Às vezes precisamos de uma pausa para cuidar das plantas, ler um livro e viajar em vez de ficar comparando a própria vida com o que é compartilhado minuto a minuto em redes sociais. Sem essa consciência, acabamos nos obrigando a (fingir) ter um status de alegria permanente.
No mundo real, resta a tristeza. Nos sentimos menos desejados e clamamos por um consolo instantâneo. De repente alguém tem a brilhante ideia de pegar uma técnica centenária ou milenar, dá um nome chique (molecular-funcional-coach-full), coloca um preço astronômico e… Puf! Eis a nova terapia do momento, feita sob medida para você. Será?
Não para por aí.
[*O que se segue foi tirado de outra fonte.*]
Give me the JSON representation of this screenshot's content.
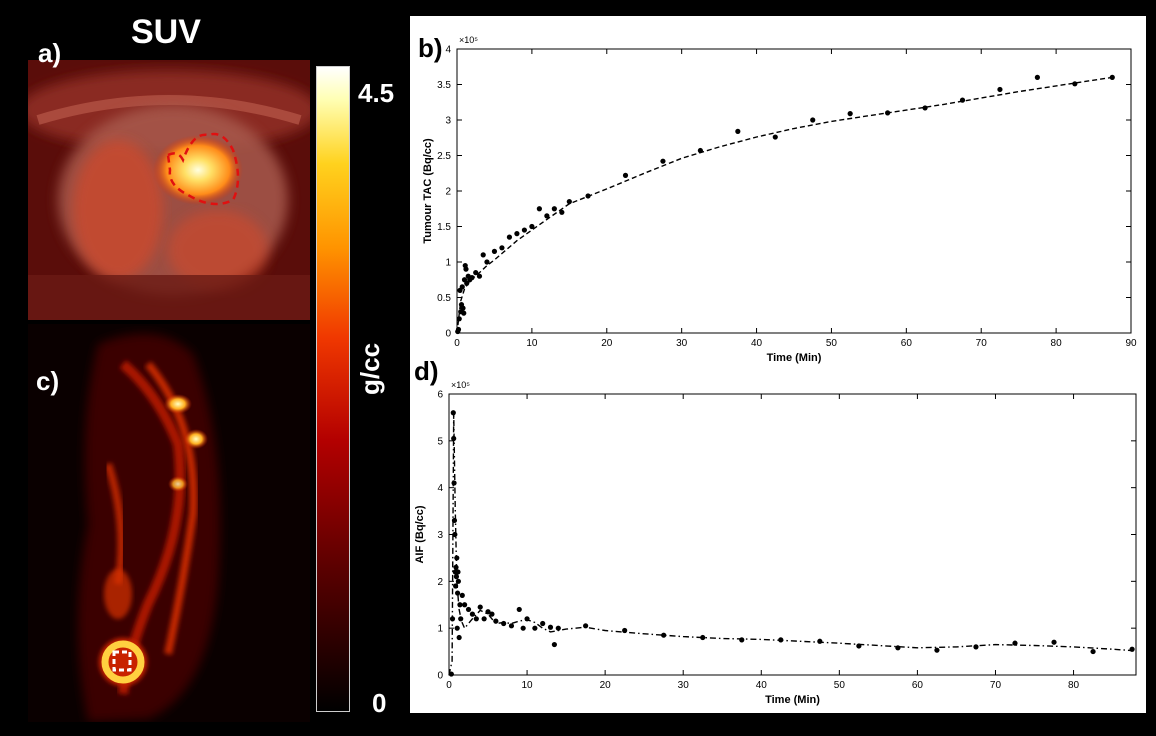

Existe uma pressa enorme em formar os novos “terapeutas” –há cursos de cinco semanas, com formação on-line e por aí vai.
O que não se pode permitir é que pessoas despreparadas, sem vivência real da filosofia ou da técnica em que se baseiam essas novas modalidades continuem vendendo e reproduzindo suas invencionices em escala industrial e sem o cuidado verdadeiro com quem realmente precisa de ajuda. Não se forma um terapeuta em meses, muito menos semanas.
Qualquer método, seja secular ou religioso deve ser vivido antes de ser ensinado. A medicina chinesa é estudada por anos pelo menos dois anos e tem de haver muita prática antes de o terapeuta ensinar alguém; os monges tibetanos meditam por horas, dias, semanas, para então serem considerados iniciantes –e a rotina é diária.
Na dança, ao aprender um passo, ele é testado no nosso corpo, treinamos, só então passamos pro aluno. Até que ele possa ensinar alguém? Meses! O ditado “faça o que eu digo mas não faça o que eu faço” não funciona quando alguém precisa de apoio e de uma mudança verdadeira.